Bennett was appointed Supervisor of Genealogical Education for the Society and throughout the LDS Church in 1963, with responsibility for approval of all instructors of genealogical courses given by BYU, and of general courses given by the Genealogical Society. He also served on Committees of Microfilm Planning, Records Approval, Education and Publication. He was appointed a member of the Priesthood Genealogical Conference Staff, assigned to go with General Authorities to quarterly Stake conferences to stress genealogy.

In 1964 the Board of Trustees of the Society approved a Branch Library program, and Bennett was appointed Librarian in charge of the new program. He organized and guided each of the 21 branch libraries that opened between 1964 and August 1965.

Bennett died of a heart attack August 28, 1965, at age 69 in American Fork, en route to a Priesthood Genealogical assignment in Provo, and was buried September 1 in the Salt Lake City Cemetery.

==Works==

Bennett wrote genealogy manuals used by the LDS Sunday Schools, Relief Society, and BYU. A number of his writings were printed in the Improvement Era, The Instructor, and the Church News.

His most famous work was Saviors on Mount Zion, which was used as a manual by the LDS Church Sunday School in 1950.

His other works include A Guide for Genealogical Research; Valiant in the Faith: Gardner and Sarah Snow and their Family (with Ella M. Bennett and Barbara Bennett Roach); Our Legacy from William and Elizabeth New: New, Neat, Nate, Passey, Oakey, Ellsworth families with Blanche Bennett Nordgren; Searching with Success: a genealogical text; Family Exaltation; Finding your Forefathers in America and Proving your Pedigree.

He also published journal articles including "The Vaudois of the Alpine Valleys and their Contribution to Utah and Latter-day Saint History" in the Winter 1960 edition of BYU Studies.
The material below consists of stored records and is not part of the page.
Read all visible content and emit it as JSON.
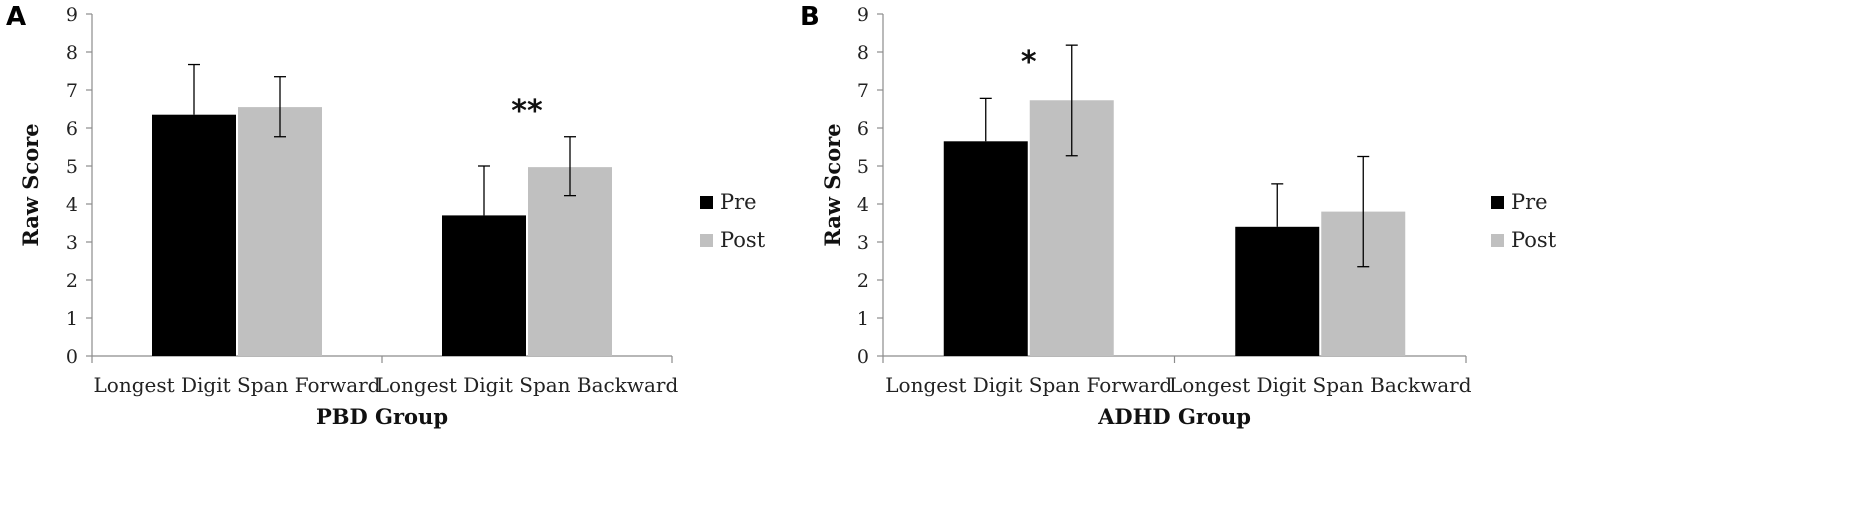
{
  "chart_data": [
    {
      "panel": "A",
      "type": "bar",
      "categories": [
        "Longest Digit Span Forward",
        "Longest Digit Span Backward"
      ],
      "series": [
        {
          "name": "Pre",
          "color": "#000000",
          "values": [
            6.35,
            3.7
          ],
          "err_high": [
            7.67,
            5.0
          ],
          "err_low": [
            null,
            null
          ]
        },
        {
          "name": "Post",
          "color": "#c0c0c0",
          "values": [
            6.55,
            4.97
          ],
          "err_high": [
            7.35,
            5.77
          ],
          "err_low": [
            5.77,
            4.22
          ]
        }
      ],
      "ylabel": "Raw Score",
      "xlabel": "PBD Group",
      "ylim": [
        0,
        9
      ],
      "yticks": [
        "0",
        "1",
        "2",
        "3",
        "4",
        "5",
        "6",
        "7",
        "8",
        "9"
      ],
      "annotations": [
        {
          "text": "**",
          "category_index": 1,
          "value": 6.6
        }
      ],
      "legend": "right",
      "grid": false
    },
    {
      "panel": "B",
      "type": "bar",
      "categories": [
        "Longest Digit Span Forward",
        "Longest Digit Span Backward"
      ],
      "series": [
        {
          "name": "Pre",
          "color": "#000000",
          "values": [
            5.65,
            3.4
          ],
          "err_high": [
            6.78,
            4.53
          ],
          "err_low": [
            null,
            null
          ]
        },
        {
          "name": "Post",
          "color": "#c0c0c0",
          "values": [
            6.73,
            3.8
          ],
          "err_high": [
            8.18,
            5.25
          ],
          "err_low": [
            5.27,
            2.35
          ]
        }
      ],
      "ylabel": "Raw Score",
      "xlabel": "ADHD Group",
      "ylim": [
        0,
        9
      ],
      "yticks": [
        "0",
        "1",
        "2",
        "3",
        "4",
        "5",
        "6",
        "7",
        "8",
        "9"
      ],
      "annotations": [
        {
          "text": "*",
          "category_index": 0,
          "value": 7.9
        }
      ],
      "legend": "right",
      "grid": false
    }
  ]
}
An article he wrote on the descendants of Richard Bennett of Virginia was published in the William & Mary Quarterly in 1936.

Hymns
Alexander Schreiner, Tabernacle Organist and fellow Sunday School Board member asked Bennett to write the words for a hymn on temple service for a new hymn book to be published in 1948. "Holy Temples on Mount Zion" was the poem chosen from the two he wrote, and was set to music by Schreiner. It is hymn #289 in the 1985 English-language LDS Hymnal.

Television
In the first series of its kind to be produced on television, Bennett presented a series of 42 TV shows on genealogy in 1954 over KDYL-TV, sponsored by Brigham Young University and the Utah Genealogical Society. He was author and moderator of the program, and was assisted by Mrs. Arta Ballif of the BYU Speech Department. "What's Your Name?" demonstrated interesting phases of genealogical research, and the first one featured the pedigree of President Eisenhower. Other interesting pedigrees demonstrating the principles and procedure of research followed. During the half-hour program, many individuals themselves were introduced and took part on each program.